Si vous pensez que la manière dont le gouvernement tente de gérer les musulmans est nouvelle, petit rappel historique sur la gestion républicaine du culte islamique:
Tout d’abord un fait historique majeur, indiscutable et pourtant peu discuté: l’Etat français gouverne des musulmans depuis le XIXe siècle sans interruptions. Au Maghreb, en Afrique de l’Ouest, à la Réunion, aux Comores, au Levant, j’en passe et des meilleures.
Le problème des rapports entre l’Islam et la République n’est donc pas nouveau, bien qu’on le décrive parfois comme apparu seulement avec l’immigration depuis les années 60.

C’est faux.
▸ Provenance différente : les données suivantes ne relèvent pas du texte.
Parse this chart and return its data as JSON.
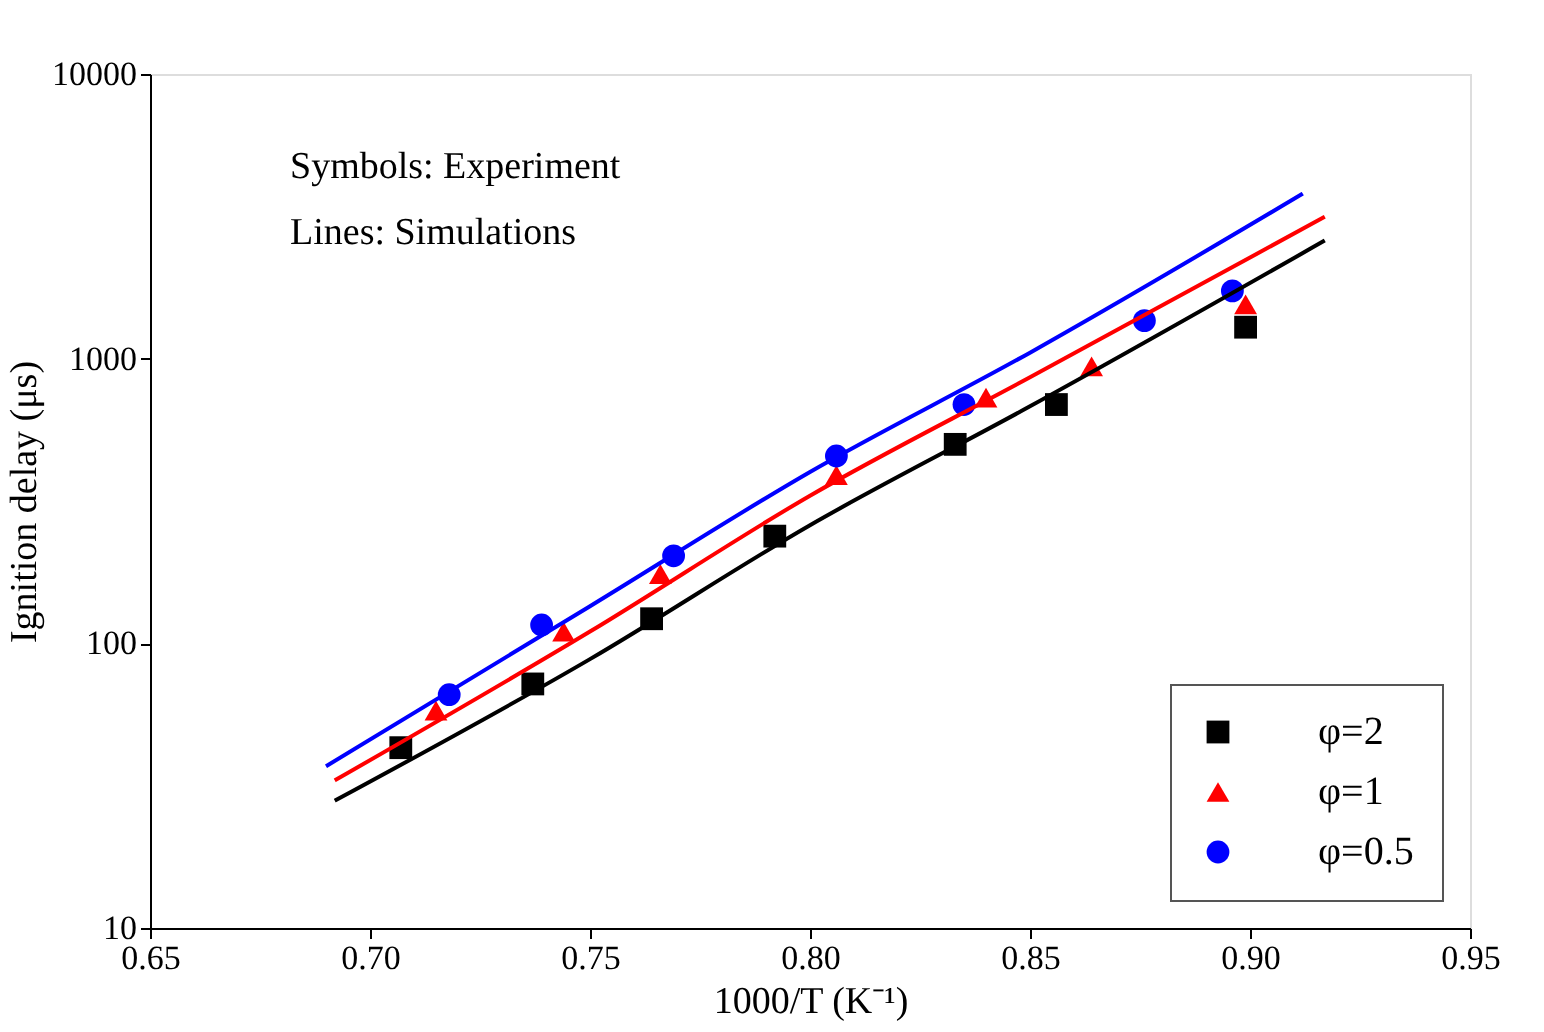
{
  "chart_data": {
    "type": "scatter",
    "xlabel": "1000/T (K⁻¹)",
    "ylabel": "Ignition delay (μs)",
    "annotations": [
      "Symbols: Experiment",
      "Lines: Simulations"
    ],
    "xlim": [
      0.65,
      0.95
    ],
    "ylim": [
      10,
      10000
    ],
    "log": "y",
    "xticks": [
      {
        "value": 0.65,
        "label": "0.65"
      },
      {
        "value": 0.7,
        "label": "0.70"
      },
      {
        "value": 0.75,
        "label": "0.75"
      },
      {
        "value": 0.8,
        "label": "0.80"
      },
      {
        "value": 0.85,
        "label": "0.85"
      },
      {
        "value": 0.9,
        "label": "0.90"
      },
      {
        "value": 0.95,
        "label": "0.95"
      }
    ],
    "yticks": [
      10,
      100,
      1000,
      10000
    ],
    "grid": false,
    "legend": "bottom right",
    "series": [
      {
        "name": "φ=2",
        "type": "scatter",
        "marker": "square",
        "color": "#000000",
        "x": [
          0.707,
          0.737,
          0.764,
          0.792,
          0.833,
          0.856,
          0.899
        ],
        "values": [
          43,
          72,
          122,
          238,
          500,
          690,
          1290
        ]
      },
      {
        "name": "φ=1",
        "type": "scatter",
        "marker": "triangle",
        "color": "#ff0000",
        "x": [
          0.715,
          0.744,
          0.766,
          0.806,
          0.84,
          0.864,
          0.899
        ],
        "values": [
          58,
          110,
          175,
          390,
          730,
          940,
          1550
        ]
      },
      {
        "name": "φ=0.5",
        "type": "scatter",
        "marker": "circle",
        "color": "#0000ff",
        "x": [
          0.718,
          0.739,
          0.769,
          0.806,
          0.835,
          0.876,
          0.896
        ],
        "values": [
          66,
          116,
          203,
          455,
          690,
          1360,
          1730
        ]
      },
      {
        "type": "line",
        "color": "#000000",
        "x": [
          0.692,
          0.75,
          0.8,
          0.85,
          0.917
        ],
        "values": [
          28,
          88,
          260,
          680,
          2600
        ]
      },
      {
        "type": "line",
        "color": "#ff0000",
        "x": [
          0.692,
          0.75,
          0.8,
          0.85,
          0.917
        ],
        "values": [
          33,
          110,
          330,
          860,
          3150
        ]
      },
      {
        "type": "line",
        "color": "#0000ff",
        "x": [
          0.69,
          0.75,
          0.8,
          0.85,
          0.912
        ],
        "values": [
          37,
          135,
          400,
          1050,
          3800
        ]
      }
    ]
  }
}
Même en métropole, il y a depuis l’entre-deux-guerres une présence importante de musulmans.
Pour généraliser, la République a souvent considéré que l’islam était un fait social majeur des territoires qu’elle gouvernait, et qu’il fallait donc s’en servir pour gouverner.

Premier exemple: en 1798, Bonaparte arrive en Egypte au nom de la Première République, et dit ceci:
'Au nom du Dieu clément et miséricordieux !
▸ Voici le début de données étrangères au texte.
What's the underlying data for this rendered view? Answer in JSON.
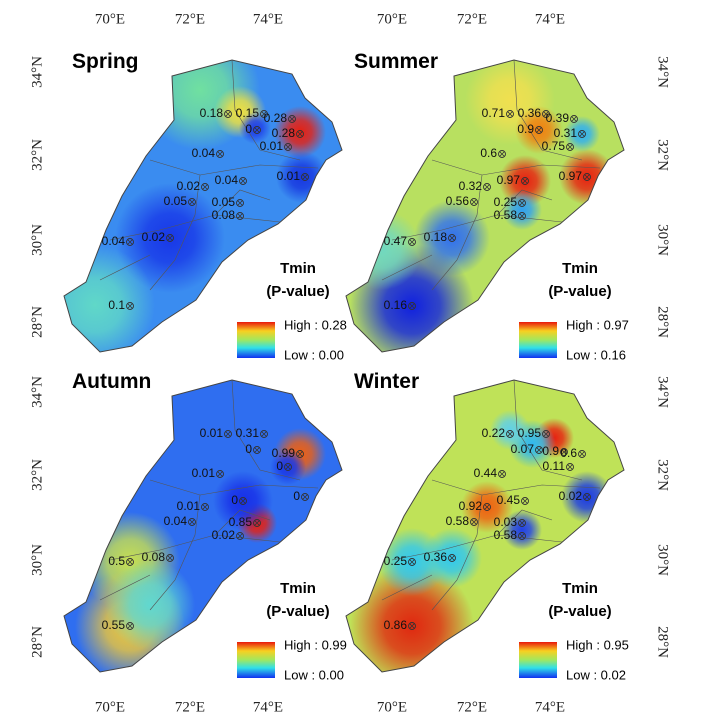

Il n’y a point d’autre Dieu que Dieu et il n’a ni fils, ni associé dans son empire.

De la part de la nation française, fondée sur la liberté et l’égalité...'

https://fr.wikisource.org/wiki/D%C3%A9claration_du_g%C3%A9n%C3%A9ral_Bonaparte_au_peuple_%C3%A9gyptien
On voit ici une volonté d'utiliser volontiers un langage religieux pour se concilier la population locale (Dieu n'a pas de fils, ça peut surprendre pour un pays de tradition chrétienne comme on dit aujourd'hui, mais les années révolutionnaires sont décidément chaudes)
Mais comment maîtriser une population musulmane?
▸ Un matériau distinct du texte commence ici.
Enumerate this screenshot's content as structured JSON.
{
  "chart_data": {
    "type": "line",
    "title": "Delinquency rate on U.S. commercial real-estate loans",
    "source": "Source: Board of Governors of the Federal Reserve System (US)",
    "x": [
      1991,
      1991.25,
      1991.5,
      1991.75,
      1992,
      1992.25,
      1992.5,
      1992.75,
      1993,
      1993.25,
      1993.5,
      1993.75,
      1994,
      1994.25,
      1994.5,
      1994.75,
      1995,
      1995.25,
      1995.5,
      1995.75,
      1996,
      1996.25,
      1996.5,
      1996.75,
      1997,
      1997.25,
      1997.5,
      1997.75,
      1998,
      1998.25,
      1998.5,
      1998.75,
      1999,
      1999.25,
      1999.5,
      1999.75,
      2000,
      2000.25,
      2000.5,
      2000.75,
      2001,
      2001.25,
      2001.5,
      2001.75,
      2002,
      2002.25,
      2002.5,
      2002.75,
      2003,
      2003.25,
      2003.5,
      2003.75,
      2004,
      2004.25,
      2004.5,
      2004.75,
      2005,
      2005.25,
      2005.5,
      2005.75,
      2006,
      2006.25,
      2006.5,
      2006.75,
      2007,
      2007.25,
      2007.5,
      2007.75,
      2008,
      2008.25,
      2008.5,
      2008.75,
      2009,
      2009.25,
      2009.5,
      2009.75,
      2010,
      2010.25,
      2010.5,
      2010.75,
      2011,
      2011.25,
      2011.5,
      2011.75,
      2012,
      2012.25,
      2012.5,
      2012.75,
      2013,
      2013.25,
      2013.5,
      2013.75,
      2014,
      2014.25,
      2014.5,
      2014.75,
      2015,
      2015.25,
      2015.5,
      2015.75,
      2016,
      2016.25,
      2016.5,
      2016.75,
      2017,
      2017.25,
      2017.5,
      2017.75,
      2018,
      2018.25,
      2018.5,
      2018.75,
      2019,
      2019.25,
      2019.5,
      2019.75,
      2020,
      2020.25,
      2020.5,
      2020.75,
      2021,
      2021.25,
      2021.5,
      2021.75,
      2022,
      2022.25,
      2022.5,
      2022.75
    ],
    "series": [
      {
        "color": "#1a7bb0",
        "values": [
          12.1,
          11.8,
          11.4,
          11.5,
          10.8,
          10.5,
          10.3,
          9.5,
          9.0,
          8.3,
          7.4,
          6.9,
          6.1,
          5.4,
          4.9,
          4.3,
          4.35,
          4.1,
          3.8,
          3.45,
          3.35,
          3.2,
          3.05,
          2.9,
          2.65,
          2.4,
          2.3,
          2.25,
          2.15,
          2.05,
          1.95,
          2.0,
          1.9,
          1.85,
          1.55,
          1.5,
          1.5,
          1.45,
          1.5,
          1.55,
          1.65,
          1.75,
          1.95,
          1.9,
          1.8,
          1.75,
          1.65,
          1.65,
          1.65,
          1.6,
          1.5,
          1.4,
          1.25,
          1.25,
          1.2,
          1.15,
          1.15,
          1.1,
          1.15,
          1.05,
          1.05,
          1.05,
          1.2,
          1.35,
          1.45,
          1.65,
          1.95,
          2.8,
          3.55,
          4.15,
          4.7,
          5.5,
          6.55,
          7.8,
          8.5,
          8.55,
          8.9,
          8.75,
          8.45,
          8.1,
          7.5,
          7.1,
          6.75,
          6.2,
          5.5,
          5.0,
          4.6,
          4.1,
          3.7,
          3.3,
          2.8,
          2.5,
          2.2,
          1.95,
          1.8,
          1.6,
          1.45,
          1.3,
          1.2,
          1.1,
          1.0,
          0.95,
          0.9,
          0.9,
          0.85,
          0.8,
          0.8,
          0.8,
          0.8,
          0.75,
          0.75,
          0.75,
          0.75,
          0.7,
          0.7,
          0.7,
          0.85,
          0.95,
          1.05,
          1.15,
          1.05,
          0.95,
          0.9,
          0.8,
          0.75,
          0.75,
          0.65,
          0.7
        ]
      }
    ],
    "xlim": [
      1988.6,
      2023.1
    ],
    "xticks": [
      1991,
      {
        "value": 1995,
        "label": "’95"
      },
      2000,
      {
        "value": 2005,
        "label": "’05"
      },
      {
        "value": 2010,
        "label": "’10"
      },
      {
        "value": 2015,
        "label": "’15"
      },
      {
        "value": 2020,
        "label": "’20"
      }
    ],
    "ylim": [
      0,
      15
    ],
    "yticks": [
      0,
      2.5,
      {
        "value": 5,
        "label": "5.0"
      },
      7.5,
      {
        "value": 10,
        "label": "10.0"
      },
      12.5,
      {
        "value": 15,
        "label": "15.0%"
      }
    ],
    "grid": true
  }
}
Cela passe, le plus souvent, par un contrôle étroit du culte: la République a formé, employé, et rémunéré les imams, appliqué la shari'a, et contrôlé le contenu des khutbas (le prêche du vendredi).
Pourquoi? On considère que les musulmans ne sont pas prêts à séparer l'Eglise de l'Etat. L'enjeu est avant tout sécuritaire. Le pouvoir colonial craint les organisations où les musulmans pourraient se rencontrer en dehors de son regard, notamment les mosquées et les zaouïas.
Ce mode d'intervention est différent de celui de la laïcité, où le but est que l'Etat ne contrôle pas le culte des catholiques, protestants et israélites.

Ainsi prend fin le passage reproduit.